Albert Fried noted the potential success of the company's pending upfront ad selling season should result in better-than-expected earnings and sales.
Although MSG generates stable revenues from Hockey TV programming, the brokerage said NY Knicks could still be a major ad and subscriber lever.
"The NY Knicks have retooled and we think if the star players stay healthy The Knicks have a core that can play competitive basketball. A competitive Knicks Team should drive the TV Advertising and subscribers just at a time (in our view) when some MVPDs seem to open to including the Regional Sports in Skinny Bundles," analyst Rich Tullo wrote in a note.
In FY2017, Tullo expects MSG to benefit from an escalation in TV affiliate fees, which in a modest cord cutting environment offset lower MVPD Subs. Further, the company has significant revenue upside from upfront and scatter market advertising.
"We like the scatter market opportunity better that the upfront opportunity as MSG can package sponsorships where the benefit is less to the MSGN shareholder," Tullo noted.
In addition, the company's additional topline drivers include OTT, digital downloads and live streaming. Currently, MSG is operating at minimum MVPD guaranties representing fewer than 8 million subscribers.
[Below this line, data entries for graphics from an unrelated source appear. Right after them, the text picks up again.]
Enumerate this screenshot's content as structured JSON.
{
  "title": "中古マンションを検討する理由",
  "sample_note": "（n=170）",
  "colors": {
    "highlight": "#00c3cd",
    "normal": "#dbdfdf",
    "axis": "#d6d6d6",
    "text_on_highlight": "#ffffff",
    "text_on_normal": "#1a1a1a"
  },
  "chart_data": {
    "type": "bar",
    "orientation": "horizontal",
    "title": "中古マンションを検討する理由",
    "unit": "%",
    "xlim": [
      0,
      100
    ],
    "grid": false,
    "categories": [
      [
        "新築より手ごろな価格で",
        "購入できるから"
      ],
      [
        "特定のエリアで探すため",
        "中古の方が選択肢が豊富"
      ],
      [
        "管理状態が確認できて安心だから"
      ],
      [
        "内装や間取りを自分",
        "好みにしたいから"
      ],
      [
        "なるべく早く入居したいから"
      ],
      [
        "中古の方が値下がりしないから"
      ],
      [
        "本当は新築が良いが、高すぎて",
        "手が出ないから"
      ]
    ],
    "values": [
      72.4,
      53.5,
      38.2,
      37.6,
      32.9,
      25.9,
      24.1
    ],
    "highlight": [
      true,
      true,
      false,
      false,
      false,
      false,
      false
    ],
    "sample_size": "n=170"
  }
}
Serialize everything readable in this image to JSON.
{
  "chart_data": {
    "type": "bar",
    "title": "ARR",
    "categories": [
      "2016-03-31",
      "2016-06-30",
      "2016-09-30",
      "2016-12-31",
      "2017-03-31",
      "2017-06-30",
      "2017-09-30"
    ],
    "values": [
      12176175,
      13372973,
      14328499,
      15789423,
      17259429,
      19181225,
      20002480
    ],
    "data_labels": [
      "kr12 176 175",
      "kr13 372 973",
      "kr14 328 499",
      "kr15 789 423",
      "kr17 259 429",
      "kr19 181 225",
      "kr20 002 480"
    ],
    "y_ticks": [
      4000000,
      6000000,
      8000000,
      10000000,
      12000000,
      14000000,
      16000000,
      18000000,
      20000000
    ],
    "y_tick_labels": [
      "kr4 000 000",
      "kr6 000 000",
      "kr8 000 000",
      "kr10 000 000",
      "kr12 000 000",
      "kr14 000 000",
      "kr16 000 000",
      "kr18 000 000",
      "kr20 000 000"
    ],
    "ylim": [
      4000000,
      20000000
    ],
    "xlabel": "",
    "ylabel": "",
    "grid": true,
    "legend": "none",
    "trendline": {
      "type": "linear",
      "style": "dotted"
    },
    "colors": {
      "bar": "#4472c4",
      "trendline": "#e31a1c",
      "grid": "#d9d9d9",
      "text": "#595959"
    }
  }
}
"We think the addressable market for MSG is 14 to 21 million households based on housing data from NJ, NY, CT and PA. We argue, new technologies create an opportunity to unlock addressable subs provided MSGN can obtain the media rights from the various sports leagues," Tullo added.
Tullo expects 2017 EPS of $2.28 on revenue of $697.69 million.
At time of writing, shares of MSG fell 1.09 percent to $17.29.